Om Please Paint Me Caramel
A few years after the island of Mauritius gained independence from Great Britain, people and cultures collide and navigate life as Shakti, a little girl tries to make sense of the world and find her way.
Testimonials
Jackee Holder: Author, Coach, Trainer
"Thank you dear one for sharing this powerful story with us. I really appreciated the way in which Shakti tells her story. I was totally engaged. The chapters were so readable. I found myself swooning as she shared her mystical experiences in the temple. Shakti has this way of going deep without saying a lot. I noticed this in her collection of autobiographical poems "I: A Woman Speaking Up". This is a powerful testimony of overcoming life's adversity. Shakti explores taboo subjects such as colourism with honesty and grace. This is a story of moving from turbulence to triumph. The shortness of the chapters kept me wanting to keep turning the page. Shakti's voice encourages the reader to reclaim their lives and to frame a new empowered story."

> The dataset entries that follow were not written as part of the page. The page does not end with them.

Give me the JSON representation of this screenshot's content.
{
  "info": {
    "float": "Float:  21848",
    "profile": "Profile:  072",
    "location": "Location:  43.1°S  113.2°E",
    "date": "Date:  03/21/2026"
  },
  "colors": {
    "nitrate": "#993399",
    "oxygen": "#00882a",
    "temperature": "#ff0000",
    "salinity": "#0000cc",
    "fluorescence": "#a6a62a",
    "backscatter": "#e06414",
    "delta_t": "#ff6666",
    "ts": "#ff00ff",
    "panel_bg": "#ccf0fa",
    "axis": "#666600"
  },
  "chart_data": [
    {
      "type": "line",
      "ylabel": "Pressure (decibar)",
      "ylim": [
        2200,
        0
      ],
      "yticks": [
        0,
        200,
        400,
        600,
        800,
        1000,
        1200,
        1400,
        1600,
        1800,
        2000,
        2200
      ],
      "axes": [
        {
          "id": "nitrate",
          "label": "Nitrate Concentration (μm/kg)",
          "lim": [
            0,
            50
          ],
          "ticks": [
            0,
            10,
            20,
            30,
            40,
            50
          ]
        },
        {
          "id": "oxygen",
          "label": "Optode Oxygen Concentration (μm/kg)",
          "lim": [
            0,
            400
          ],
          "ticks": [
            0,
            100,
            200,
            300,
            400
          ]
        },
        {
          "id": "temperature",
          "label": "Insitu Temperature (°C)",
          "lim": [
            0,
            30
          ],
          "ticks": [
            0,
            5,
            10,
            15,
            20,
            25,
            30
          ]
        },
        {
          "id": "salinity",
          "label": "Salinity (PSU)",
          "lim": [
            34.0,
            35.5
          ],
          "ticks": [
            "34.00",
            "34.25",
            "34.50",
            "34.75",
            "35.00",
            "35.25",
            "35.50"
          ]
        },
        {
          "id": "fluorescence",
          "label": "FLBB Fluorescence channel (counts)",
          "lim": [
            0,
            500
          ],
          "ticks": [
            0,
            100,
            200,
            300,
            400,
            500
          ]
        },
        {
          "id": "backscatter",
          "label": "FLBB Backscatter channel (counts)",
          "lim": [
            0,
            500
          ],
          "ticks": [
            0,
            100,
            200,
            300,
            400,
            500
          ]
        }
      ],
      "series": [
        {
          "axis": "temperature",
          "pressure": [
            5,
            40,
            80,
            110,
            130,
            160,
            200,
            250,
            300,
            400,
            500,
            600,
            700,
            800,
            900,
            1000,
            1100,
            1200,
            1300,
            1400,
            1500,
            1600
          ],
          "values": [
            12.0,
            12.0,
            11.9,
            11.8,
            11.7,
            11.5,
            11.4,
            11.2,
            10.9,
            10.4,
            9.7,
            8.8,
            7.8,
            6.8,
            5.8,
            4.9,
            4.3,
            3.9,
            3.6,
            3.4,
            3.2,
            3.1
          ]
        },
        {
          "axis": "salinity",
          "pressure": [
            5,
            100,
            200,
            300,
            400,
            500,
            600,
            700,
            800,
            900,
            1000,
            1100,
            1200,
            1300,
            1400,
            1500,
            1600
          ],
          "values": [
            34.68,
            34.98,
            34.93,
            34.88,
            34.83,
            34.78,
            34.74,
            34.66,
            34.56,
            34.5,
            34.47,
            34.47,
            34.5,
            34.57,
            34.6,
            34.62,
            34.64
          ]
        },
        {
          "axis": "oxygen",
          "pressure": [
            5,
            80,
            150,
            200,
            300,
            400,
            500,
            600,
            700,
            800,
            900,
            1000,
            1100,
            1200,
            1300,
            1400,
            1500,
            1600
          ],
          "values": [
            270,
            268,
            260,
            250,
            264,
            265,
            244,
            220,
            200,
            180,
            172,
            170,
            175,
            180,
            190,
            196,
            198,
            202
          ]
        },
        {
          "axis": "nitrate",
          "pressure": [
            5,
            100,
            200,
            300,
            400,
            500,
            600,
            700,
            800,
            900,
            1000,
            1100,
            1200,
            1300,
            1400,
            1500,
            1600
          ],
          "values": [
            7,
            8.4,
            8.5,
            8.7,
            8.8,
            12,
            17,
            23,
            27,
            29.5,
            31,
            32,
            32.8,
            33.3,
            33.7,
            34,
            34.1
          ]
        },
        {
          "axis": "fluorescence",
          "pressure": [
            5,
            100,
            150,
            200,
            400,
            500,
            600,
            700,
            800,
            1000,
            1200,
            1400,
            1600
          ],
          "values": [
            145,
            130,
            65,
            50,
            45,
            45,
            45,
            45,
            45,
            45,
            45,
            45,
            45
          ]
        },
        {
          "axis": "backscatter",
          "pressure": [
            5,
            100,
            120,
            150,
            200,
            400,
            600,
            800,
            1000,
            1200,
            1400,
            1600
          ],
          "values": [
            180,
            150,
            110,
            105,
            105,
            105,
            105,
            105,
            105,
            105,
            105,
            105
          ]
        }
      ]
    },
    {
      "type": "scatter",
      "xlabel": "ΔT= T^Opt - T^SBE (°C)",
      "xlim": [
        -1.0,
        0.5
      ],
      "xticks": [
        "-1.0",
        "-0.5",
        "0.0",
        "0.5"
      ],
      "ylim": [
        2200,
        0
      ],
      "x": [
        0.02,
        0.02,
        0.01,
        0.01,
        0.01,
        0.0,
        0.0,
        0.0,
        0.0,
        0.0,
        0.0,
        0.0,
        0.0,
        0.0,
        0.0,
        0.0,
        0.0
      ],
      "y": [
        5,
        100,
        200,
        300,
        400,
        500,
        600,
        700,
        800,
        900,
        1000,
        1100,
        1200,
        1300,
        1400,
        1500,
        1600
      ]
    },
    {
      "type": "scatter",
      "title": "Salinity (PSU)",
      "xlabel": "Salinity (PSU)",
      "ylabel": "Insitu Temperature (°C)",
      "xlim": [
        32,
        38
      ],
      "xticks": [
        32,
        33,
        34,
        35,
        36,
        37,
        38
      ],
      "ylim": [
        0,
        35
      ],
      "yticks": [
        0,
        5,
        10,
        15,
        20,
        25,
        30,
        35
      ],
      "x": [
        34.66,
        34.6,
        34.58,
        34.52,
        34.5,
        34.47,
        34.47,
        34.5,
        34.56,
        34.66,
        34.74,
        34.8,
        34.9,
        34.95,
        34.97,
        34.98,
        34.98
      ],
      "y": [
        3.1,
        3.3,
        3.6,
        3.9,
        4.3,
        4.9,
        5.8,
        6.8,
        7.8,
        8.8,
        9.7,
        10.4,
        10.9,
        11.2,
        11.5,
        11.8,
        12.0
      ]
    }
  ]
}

Dr Janet Balabanovic: Counselling Psychologist
"Shakti bears her soul in this intimate collection of childhood memories. Please Paint Me Caramel delivers a beautifully evocative account of a childhood of relative privilege in Mauritius, a childhood which is richly suffused with vibrant and colourful memories of religious festivals and cultural traditions. Disturbingly, this is uneasily juxtaposed alongside a powerful undercurrent of emotional abuse disguised as love and protection. Suffocating demands and expectations are justified to protect and safeguard the future of a young girl who was born "too dark", "with bad blood" and "in the wrong month". The crushing weight of her family's fears is keenly felt as the little girl grapples with her perceived defects and secretly and repeatedly prays to be painted caramel to secure her place in the world as a marriageable woman in a society that dictates only one path to a good and worthwhile life. A poignant reminder of the devastating impact of parental and culturally-bound conditions of worth on individual self-acceptance."
Jane Yeadon, Author, Scotland
"This is an important book written from the heart- breakingly honest viewpoint of a child bewildered and marked by tradition and her family's adherence to it. Care, compassion and humour are the colours Shakti brings to her pages. She has brought the characters, traditions, and the emotions of her Mauritian childhood brilliantly to life.